Oh, Democrats say, we yearn for the good old days of running against gentlemanly, respectable opponents.
In reality, they love it when Republicans nominate kooks, just as Republicans love it when Democrats nominate left-wing loonies. Extremists make for fantastic political attacks. Democrats, however, keep taking the “extremist” line too far. Rather than assail extremist candidates as extremists, they attach that label to all Republican opponents, even the most milquetoast Republicans.
We saw this in the 2012 presidential election when Democrats portrayed Sen. Mitt Romney of Utah as a retrograde racist. We’re seeing it now in the Virginia gubernatorial race, in which Democrats have labeled Republican nominee Glenn Youngkin, a centrist, old-school Republican, an insurrectionist election-truther.
“You’ve had the courage and wisdom to reject the very extremism that has taken over the Republican Party all across America,” President Joe Biden said this week at a rally in support of Democratic Virginia gubernatorial candidate Terry McAuliffe. “Virginia, for the sake of your families and the country, we can’t let this happen here in Virginia.”

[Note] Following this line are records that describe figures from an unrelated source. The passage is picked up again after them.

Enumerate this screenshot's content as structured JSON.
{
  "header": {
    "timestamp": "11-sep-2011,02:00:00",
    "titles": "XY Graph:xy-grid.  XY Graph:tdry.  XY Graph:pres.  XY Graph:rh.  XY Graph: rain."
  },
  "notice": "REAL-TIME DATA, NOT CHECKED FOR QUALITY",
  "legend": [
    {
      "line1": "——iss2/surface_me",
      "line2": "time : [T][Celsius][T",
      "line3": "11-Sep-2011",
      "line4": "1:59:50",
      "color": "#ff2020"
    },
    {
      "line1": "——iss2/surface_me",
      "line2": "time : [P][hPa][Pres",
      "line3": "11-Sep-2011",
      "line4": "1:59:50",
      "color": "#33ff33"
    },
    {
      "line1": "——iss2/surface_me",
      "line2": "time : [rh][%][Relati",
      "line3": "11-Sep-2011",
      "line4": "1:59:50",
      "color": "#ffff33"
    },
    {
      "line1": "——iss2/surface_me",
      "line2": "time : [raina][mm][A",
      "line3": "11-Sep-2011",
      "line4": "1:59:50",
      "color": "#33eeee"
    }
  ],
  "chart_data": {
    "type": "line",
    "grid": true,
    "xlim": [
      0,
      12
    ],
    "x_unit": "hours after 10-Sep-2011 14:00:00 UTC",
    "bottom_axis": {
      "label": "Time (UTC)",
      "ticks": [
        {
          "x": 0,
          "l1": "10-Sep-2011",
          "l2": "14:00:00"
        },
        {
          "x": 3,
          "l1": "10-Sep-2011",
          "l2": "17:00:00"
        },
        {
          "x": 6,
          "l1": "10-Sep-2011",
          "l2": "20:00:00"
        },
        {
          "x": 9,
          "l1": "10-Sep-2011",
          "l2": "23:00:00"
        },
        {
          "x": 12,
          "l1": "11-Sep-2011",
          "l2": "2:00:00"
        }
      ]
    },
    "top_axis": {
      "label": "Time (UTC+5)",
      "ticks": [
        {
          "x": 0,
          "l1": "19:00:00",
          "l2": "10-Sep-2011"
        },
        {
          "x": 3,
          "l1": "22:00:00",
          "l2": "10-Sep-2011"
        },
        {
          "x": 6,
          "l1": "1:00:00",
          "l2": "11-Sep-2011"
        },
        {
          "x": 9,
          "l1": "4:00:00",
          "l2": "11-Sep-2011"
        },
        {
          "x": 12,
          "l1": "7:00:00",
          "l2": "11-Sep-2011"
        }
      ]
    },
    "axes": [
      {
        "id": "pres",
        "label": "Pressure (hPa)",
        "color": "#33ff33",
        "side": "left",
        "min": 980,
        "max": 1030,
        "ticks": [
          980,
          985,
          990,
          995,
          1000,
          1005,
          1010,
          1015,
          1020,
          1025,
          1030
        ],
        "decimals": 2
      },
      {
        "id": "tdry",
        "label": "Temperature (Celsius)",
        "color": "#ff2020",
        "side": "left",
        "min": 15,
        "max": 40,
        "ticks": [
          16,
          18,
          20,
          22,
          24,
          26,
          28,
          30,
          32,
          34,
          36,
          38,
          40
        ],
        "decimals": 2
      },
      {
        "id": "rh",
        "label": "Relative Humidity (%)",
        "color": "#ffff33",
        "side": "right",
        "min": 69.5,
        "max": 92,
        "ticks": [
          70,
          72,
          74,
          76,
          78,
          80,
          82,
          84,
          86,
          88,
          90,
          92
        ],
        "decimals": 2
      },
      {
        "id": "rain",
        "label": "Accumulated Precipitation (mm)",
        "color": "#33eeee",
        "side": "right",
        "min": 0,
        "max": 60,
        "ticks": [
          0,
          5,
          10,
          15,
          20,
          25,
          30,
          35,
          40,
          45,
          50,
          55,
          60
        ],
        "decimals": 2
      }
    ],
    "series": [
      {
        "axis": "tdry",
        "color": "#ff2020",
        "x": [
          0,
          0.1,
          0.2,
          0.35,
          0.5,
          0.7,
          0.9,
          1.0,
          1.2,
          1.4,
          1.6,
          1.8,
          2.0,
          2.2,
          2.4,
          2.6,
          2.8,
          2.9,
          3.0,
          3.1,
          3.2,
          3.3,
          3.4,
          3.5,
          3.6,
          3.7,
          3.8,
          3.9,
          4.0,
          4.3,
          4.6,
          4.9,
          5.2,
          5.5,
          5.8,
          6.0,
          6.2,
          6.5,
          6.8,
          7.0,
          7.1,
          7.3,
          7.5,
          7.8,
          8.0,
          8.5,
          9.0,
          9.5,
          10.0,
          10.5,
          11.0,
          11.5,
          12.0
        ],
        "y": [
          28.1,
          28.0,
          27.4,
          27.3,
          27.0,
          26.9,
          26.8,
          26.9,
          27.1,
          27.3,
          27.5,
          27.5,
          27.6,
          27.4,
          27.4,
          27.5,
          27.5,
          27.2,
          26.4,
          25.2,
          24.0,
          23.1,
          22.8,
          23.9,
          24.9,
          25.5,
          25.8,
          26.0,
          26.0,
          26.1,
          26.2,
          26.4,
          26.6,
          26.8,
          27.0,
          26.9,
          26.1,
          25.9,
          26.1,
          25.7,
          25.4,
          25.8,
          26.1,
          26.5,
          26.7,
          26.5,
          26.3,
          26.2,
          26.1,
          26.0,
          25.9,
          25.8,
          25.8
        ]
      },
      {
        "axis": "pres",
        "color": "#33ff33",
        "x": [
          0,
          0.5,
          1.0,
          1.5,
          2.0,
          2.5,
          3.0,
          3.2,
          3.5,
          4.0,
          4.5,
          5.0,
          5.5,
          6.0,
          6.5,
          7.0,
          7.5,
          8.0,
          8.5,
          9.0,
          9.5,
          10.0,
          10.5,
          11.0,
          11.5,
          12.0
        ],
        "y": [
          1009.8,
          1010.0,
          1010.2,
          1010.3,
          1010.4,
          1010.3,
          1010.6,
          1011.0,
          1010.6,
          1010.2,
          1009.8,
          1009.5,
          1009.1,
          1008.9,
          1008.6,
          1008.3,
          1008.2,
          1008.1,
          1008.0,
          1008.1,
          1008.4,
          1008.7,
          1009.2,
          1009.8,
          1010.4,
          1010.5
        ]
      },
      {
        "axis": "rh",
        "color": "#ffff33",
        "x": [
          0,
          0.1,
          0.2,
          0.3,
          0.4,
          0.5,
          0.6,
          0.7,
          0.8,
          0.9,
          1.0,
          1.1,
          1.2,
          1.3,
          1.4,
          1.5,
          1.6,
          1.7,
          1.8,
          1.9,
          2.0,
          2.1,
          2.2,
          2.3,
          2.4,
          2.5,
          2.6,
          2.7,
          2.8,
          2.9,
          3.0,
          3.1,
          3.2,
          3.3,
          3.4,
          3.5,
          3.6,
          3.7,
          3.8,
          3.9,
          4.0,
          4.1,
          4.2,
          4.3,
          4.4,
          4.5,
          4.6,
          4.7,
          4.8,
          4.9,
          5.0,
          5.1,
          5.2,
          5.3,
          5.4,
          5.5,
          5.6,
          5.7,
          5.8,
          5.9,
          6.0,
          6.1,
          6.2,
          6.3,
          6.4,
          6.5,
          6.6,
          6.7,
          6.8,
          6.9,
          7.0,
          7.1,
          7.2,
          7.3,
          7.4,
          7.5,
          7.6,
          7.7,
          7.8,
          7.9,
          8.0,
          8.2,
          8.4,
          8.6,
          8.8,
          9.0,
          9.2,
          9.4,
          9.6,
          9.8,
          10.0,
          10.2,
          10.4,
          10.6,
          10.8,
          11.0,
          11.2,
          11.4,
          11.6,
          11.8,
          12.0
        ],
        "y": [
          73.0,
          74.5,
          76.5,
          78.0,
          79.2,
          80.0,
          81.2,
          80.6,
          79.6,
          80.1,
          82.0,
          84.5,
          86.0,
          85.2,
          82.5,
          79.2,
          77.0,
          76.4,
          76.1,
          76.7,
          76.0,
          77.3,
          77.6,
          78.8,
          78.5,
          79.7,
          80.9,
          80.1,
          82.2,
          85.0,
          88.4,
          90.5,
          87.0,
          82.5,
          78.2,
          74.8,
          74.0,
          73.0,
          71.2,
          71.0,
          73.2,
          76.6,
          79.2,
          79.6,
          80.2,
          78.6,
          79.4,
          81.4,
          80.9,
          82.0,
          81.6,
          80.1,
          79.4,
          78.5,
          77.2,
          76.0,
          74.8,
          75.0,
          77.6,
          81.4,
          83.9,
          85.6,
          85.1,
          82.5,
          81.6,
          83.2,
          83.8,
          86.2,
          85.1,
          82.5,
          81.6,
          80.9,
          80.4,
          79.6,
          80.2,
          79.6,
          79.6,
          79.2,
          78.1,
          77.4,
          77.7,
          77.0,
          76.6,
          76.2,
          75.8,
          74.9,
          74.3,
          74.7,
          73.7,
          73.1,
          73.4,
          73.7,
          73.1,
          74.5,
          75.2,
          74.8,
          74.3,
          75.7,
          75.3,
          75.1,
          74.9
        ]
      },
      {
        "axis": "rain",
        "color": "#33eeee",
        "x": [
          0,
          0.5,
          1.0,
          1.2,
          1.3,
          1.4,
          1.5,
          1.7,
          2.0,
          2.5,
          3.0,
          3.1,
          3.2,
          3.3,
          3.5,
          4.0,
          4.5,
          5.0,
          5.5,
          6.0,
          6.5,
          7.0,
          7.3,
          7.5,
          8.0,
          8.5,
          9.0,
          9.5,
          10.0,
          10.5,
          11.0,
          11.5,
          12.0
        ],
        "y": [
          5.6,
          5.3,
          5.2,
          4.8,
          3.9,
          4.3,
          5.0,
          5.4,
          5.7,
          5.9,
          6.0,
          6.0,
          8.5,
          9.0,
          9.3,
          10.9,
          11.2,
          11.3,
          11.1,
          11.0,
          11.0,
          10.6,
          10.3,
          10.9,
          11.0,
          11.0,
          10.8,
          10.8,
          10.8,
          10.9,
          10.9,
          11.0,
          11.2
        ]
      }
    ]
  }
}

Biden continued, spending a great deal of his address focusing on former President Donald Trump and the Jan. 6 Capitol riot, even more so than on McAuliffe’s record or his own. He then tried to tie it all back to Youngkin, who has described the attack on the Capitol as “sickening and wrong.” Never mind what Youngkin actually says or believes — the point is to portray him as a dangerous, treasonous threat to the health of the commonwealth.
Biden added an all-too-familiar note: “Extremism can come in many forms. It can come in the rage of a mob driven in an assault — driven to assault the Capitol. It can come in a smile and a fleece vest.”
Biden’s final remark, the bit about a “fleece vest,” is a clear shot at Youngkin. The president is saying, Don’t vote for the Republican centrist, Virginia. He’s an extremist.
OK, but Democrats say that about all Republicans. Why start believing it now?
Remember: Virginia is the same state where Biden rather infamously told a racially mixed audience in 2012 that then-Republican nominee Mitt Romney, one of the most reasonable and decent GOP nominees in recent memory, would literally enslave black voters.
“[Romney] said in the first hundred days,” the then-vice president declared, “he’s going to let the big banks write their own rules — unchain Wall Street. They’re going to put y’all back in chains.”
It’s a dangerous game, labeling all Republican candidates as “extremists.” It dulls reactions to genuine warnings about extremism while also giving cover to actual, honest-to-goodness extremists. Aesop wrote an entire story about this.
In fact, playing fast and loose with accusations of extremism is how you get a fire-spewing demagogue such as Donald Trump (“this is how you get Trump” is a cliche, but it’s also true).
Republicans in 2012 nominated a perfectly boring and honorable candidate. They nominated a gentleman who played far, far nicer than his Democratic opponent. They nominated Romney, who lost the election after being savaged as an “extremist,” dog-abusing, cancer-causing, homophobic racist. Indeed, many Republicans recalled in 2016 how Romney had been mistreated and took it as a sign that they might as well nominate someone more controversial. Quite a few argued, in public and on social media, that if Romney could be shredded as some kind of Klansman, then accusations of racism simply don’t matter anymore and should always be ignored no matter what.
So, they nominated Trump, the anti-Romney. It’s no mystery why the pendulum swung so hard in the opposite direction.